The question rises, What were the conditions of the election? It was certainly confined, as to the electors, to those who were directly concerned as contributors to the rates that were to be levied. The mode of election varied from place to place. At Newcastle-under-Lyme, the history of which has lately been published, the churchwardens were elected in the fifteenth century at the same annual meeting of townsmen at which the mayor and other secular officers were chosen. [11/12] But it was natural that the matter should come to be regarded as purely ecclesiastical, and that the two churchwardens should be chosen at a vestry meeting. The ideal method was that of a joint election of both wardens by incumbent and parishioners acting together. But in case of a difference of opinion, it was provided that incumbent and parishioners should each choose one warden; and a provision made for cases of variance has come to be extended in general practice, and perhaps also in theory, to cases where unanimity reigns.

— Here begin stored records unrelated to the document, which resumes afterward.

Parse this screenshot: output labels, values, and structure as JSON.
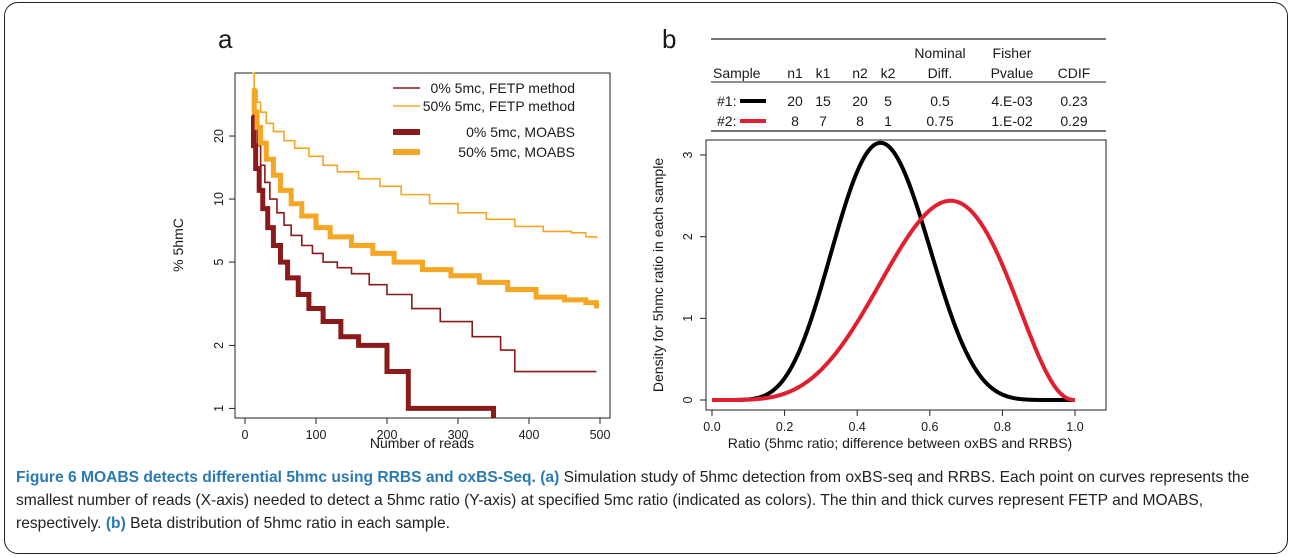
{
  "chart_data": [
    {
      "panel_label": "a",
      "type": "line",
      "xlabel": "Number of reads",
      "ylabel": "% 5hmC",
      "xlim": [
        0,
        500
      ],
      "ylim": [
        0.9,
        40
      ],
      "yscale": "log",
      "xticks": [
        0,
        100,
        200,
        300,
        400,
        500
      ],
      "yticks": [
        1,
        2,
        5,
        10,
        20
      ],
      "legend_position": "top-right",
      "series": [
        {
          "name": "0% 5mc, FETP method",
          "color": "#8b1a1a",
          "style": "thin",
          "x": [
            10,
            13,
            17,
            22,
            28,
            35,
            45,
            55,
            65,
            80,
            95,
            110,
            130,
            150,
            175,
            200,
            235,
            275,
            320,
            360,
            380,
            420,
            460,
            495
          ],
          "y": [
            30,
            23,
            18,
            14.5,
            12,
            10,
            8.6,
            7.5,
            6.7,
            6.0,
            5.5,
            5.0,
            4.7,
            4.4,
            3.9,
            3.5,
            3.0,
            2.6,
            2.2,
            1.9,
            1.5,
            1.5,
            1.5,
            1.5
          ]
        },
        {
          "name": "50% 5mc, FETP method",
          "color": "#f5a623",
          "style": "thin",
          "x": [
            10,
            13,
            17,
            22,
            30,
            40,
            55,
            70,
            90,
            110,
            130,
            160,
            190,
            220,
            260,
            300,
            340,
            380,
            420,
            460,
            480,
            495
          ],
          "y": [
            40,
            33,
            29,
            26,
            23,
            21,
            19,
            17.5,
            16,
            14.5,
            13.5,
            12.5,
            11.5,
            10.5,
            9.5,
            8.6,
            8.0,
            7.4,
            7.0,
            6.9,
            6.6,
            6.5
          ]
        },
        {
          "name": "0% 5mc, MOABS",
          "color": "#8b1a1a",
          "style": "thick",
          "x": [
            10,
            12,
            15,
            20,
            25,
            32,
            40,
            50,
            60,
            75,
            90,
            110,
            135,
            160,
            180,
            200,
            230,
            260,
            300,
            340,
            350
          ],
          "y": [
            25,
            18,
            14,
            11,
            9,
            7.3,
            6.0,
            5.0,
            4.2,
            3.5,
            3.0,
            2.6,
            2.2,
            2.0,
            2.0,
            1.5,
            1.0,
            1.0,
            1.0,
            1.0,
            0.9
          ]
        },
        {
          "name": "50% 5mc, MOABS",
          "color": "#f5a623",
          "style": "thick",
          "x": [
            10,
            13,
            17,
            22,
            30,
            40,
            50,
            65,
            80,
            100,
            120,
            150,
            180,
            210,
            250,
            290,
            330,
            370,
            410,
            450,
            480,
            495
          ],
          "y": [
            33,
            26,
            22,
            18.5,
            15.5,
            13,
            11,
            9.5,
            8.3,
            7.3,
            6.6,
            6.0,
            5.5,
            5.0,
            4.6,
            4.3,
            4.0,
            3.7,
            3.4,
            3.3,
            3.2,
            3.0
          ]
        }
      ]
    },
    {
      "panel_label": "b",
      "type": "line",
      "xlabel": "Ratio (5hmc ratio; difference between oxBS and RRBS)",
      "ylabel": "Density for 5hmc ratio in each sample",
      "xlim": [
        0,
        1
      ],
      "ylim": [
        0,
        3
      ],
      "xticks": [
        0.0,
        0.2,
        0.4,
        0.6,
        0.8,
        1.0
      ],
      "xtick_labels": [
        "0.0",
        "0.2",
        "0.4",
        "0.6",
        "0.8",
        "1.0"
      ],
      "yticks": [
        0,
        1,
        2,
        3
      ],
      "series": [
        {
          "name": "#1:",
          "color": "#000000",
          "distribution": "beta",
          "alpha": 7.5,
          "beta": 8.5
        },
        {
          "name": "#2:",
          "color": "#e0202f",
          "distribution": "beta",
          "alpha": 5.6,
          "beta": 3.4
        }
      ],
      "table": {
        "header_top": [
          "",
          "",
          "",
          "",
          "",
          "Nominal",
          "Fisher",
          ""
        ],
        "header": [
          "Sample",
          "n1",
          "k1",
          "n2",
          "k2",
          "Diff.",
          "Pvalue",
          "CDIF"
        ],
        "rows": [
          [
            "#1:",
            "20",
            "15",
            "20",
            "5",
            "0.5",
            "4.E-03",
            "0.23"
          ],
          [
            "#2:",
            "8",
            "7",
            "8",
            "1",
            "0.75",
            "1.E-02",
            "0.29"
          ]
        ]
      }
    }
  ],
  "caption": {
    "title": "Figure 6 MOABS detects differential 5hmc using RRBS and oxBS-Seq.",
    "a_label": "(a)",
    "a_text": "Simulation study of 5hmc detection from oxBS-seq and RRBS. Each point on curves represents the smallest number of reads (X-axis) needed to detect a 5hmc ratio (Y-axis) at specified 5mc ratio (indicated as colors). The thin and thick curves represent FETP and MOABS, respectively.",
    "b_label": "(b)",
    "b_text": "Beta distribution of 5hmc ratio in each sample."
  }
}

INSTITUTIONS NOT THE OFFSPRING OF THEORY
We have seen that in these two cases, the one of provincial the other of parochial councils, the development of the institution was shaped by circumstances that were not purely ecclesiastical. Specimens were given of what the Church might fitly do, but no limit was set possible extension. Provincial councils, by an obvious analogy, might lead to national, and efficiency of administration might be promoted by the establishment of councils intermediate between those of the Province (if the Province, for this purpose, be not merged in a higher unity) and of the parish. Such councils might be diocesan and archidiaconal, and as they came to be recognised as a regular part of the organisation of the Church business would accumulate upon them. But, if this be their destiny, they will not be the offspring of theory or of a desire for symmetrical administration. They will come to birth, like earlier methods of counsel, because occasion suggests them, and will gain strength because they are found effectual for the welfare of God's Church.